Cela a changé. «Aujourd’hui, lorsque je poste quelque chose sur les réseaux sociaux, de plus en plus de personnes s’expriment publiquement contre les opposants à la vaccination. Les vaccinés perdent patience, indique-t-il. Ils réalisent que le retour à la normale tant attendu est retardé par les anti-vaccins.»
Aussi dans les milieux économiques et ruraux
Entre-temps, les milieux économiques sont également sortis de leur torpeur. Pour la première fois depuis que les vaccins sont autorisés en Suisse, l’association patronale et l’association professionnelle ont recommandé publiquement la vaccination cette semaine.
Même dans les zones rurales, considérées comme plus conservatrices et donc anti-vaccins, les défenseurs de la vaccination commencent à sortir du bois. C’est ce qu’a vécu le conseiller national zurichois UDC Mauro Tuena. Alors qu’il visitait une fête de village dans la campagne zurichoise le week-end dernier, il a entendu dire: «J’espère que vous avez tous été vaccinés! Et si vous n’êtes pas vaccinés, vous êtes des connards.»
Ou encore: «On doit tous porter ce fichu masque à cause de ceux qui refusent de se faire vacciner!» Marco Tuena a été surpris de ces propos. «C’était la première fois que j’entends des choses pareilles par ici», s'étonne-t-il.
Les coronasceptiques ne s’avouent pas vaincus
Le médecin cantonal bâlois Thomas Steffen fait un constat similaire: «Beaucoup de gens me disent qu’ils se font vacciner pour ne pas faire traîner l’épidémie. Beaucoup ont l’impression qu’ils n’ont pas le choix.»

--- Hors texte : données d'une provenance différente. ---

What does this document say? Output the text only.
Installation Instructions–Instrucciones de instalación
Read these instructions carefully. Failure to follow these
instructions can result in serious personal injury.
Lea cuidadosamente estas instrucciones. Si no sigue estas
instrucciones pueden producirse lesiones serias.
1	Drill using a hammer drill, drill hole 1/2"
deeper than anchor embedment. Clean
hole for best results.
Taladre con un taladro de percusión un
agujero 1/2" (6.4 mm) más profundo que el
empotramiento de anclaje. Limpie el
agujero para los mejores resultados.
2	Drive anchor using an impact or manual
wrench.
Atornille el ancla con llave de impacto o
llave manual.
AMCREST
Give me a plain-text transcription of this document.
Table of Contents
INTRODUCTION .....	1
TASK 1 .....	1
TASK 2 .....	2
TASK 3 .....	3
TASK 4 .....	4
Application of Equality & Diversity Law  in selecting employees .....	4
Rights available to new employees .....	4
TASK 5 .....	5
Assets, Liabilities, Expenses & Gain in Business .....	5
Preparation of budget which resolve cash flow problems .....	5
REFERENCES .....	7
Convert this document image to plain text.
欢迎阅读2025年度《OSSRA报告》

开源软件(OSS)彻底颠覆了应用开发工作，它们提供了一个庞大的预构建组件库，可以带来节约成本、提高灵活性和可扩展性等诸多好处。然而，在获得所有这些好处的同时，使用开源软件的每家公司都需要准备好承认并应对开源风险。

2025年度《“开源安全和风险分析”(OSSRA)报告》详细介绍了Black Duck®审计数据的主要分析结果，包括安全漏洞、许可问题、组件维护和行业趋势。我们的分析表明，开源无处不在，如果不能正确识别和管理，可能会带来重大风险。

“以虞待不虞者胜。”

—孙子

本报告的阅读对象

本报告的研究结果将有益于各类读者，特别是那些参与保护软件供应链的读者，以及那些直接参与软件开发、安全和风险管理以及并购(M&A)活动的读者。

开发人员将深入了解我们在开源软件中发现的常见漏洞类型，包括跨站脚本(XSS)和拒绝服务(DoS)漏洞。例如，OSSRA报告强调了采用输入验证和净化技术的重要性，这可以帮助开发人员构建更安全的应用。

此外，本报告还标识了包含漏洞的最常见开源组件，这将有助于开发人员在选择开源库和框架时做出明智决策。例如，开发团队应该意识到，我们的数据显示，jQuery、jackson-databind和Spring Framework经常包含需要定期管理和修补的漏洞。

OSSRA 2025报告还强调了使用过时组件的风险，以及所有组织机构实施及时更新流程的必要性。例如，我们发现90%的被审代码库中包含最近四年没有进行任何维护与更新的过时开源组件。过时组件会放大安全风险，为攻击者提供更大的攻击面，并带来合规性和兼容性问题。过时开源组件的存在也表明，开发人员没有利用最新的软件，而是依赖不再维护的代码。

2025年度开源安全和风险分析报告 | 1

Et pourtant, un noyau dur de coronasceptiques continue de se mobiliser contre la vaccination. Des mouvements civils comme «Mass-Voll» mettent en garde contre un «totalitarisme sanitaire» en vue d’une éventuelle extension du certificat Covid.
Casimir Platzer ne veut pas aller aussi loin. Néanmoins, le président de Gastrosuisse s’oppose farouchement à l’idée qu’un certificat Covid soit à l’avenir nécessaire pour se rendre dans un restaurant. Selon Platzer, cela menacerait de «diviser la société». Il ne s’est pas fait que des amis. Le directeur de la santé de Lucerne, Guido Graf, a déclaré que «l’obstructionnisme constant de Platzer a mené beaucoup de gens à l’hôpital».
Et de citer en exemple le FC Lucerne, qui a introduit l’obligation du certificat Covid lors des matches à domicile. «Cela ne pose aucun problème alors qu’il y a plus de 13’000 spectateurs dans le stade», affirme-t-il. «Et il dit que c’est un problème de l’appliquer dans les restaurants?»